Background: Compared to non-diabetic patients, outcome after cataract surgery was reported to be worse in diabetic patients--especially in those with diabetic retinopathy. This prospective study was planned to evaluate visual outcome, progression of diabetic retinopathy, and incidence of clinically significant macular oedema (CSME) in a homogenous group of patients with non-proliferative diabetic retinopathy (NPDR) without CSME at baseline 1 year after cataract surgery.

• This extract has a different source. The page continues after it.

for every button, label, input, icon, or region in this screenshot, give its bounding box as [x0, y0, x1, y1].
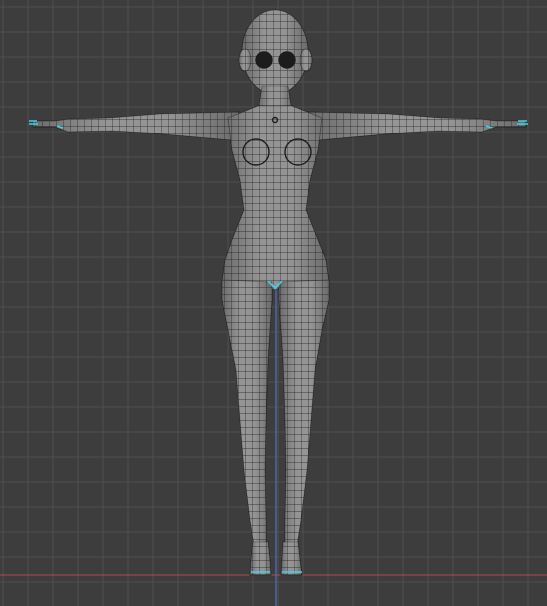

Methods: Over a period of 18 months, all consecutive patients with mild-to-moderate diabetic retinopathy who had cataract surgery with phacoemulsification and posterior chamber lens implantation were prospectively followed up. Outcomes were assessed 1 year postoperatively and included visual acuity (VA), progression of retinopathy, and incidence of CSME. Progression of retinopathy and incidence of CSME were compared to the non-operated fellow eyes.
Results: Of 50 patients included, 42 completed the 1-year follow-up. VA improved in 85% of patients, and was better than 0,5 in 71%. Progression of retinopathy occurred in 12% of eyes after cataract surgery and in 10.8% of non-operated fellow eyes. No patient developed proliferative diabetic retinopathy in the operated eye. CSME occurred in 13 operated eyes (31%), five of them with retinal ischemia, and in five non-operated eyes (13.5%). Patients with ischemic macular oedema had the worst prognosis regarding VA.
Conclusion: Modern cataract surgery seems to have no influence on the progression of diabetic retinopathy. A visual improvement is achieved in the majority of patients with NPDR, but poorer visual outcome is observed in patients developing macular oedema.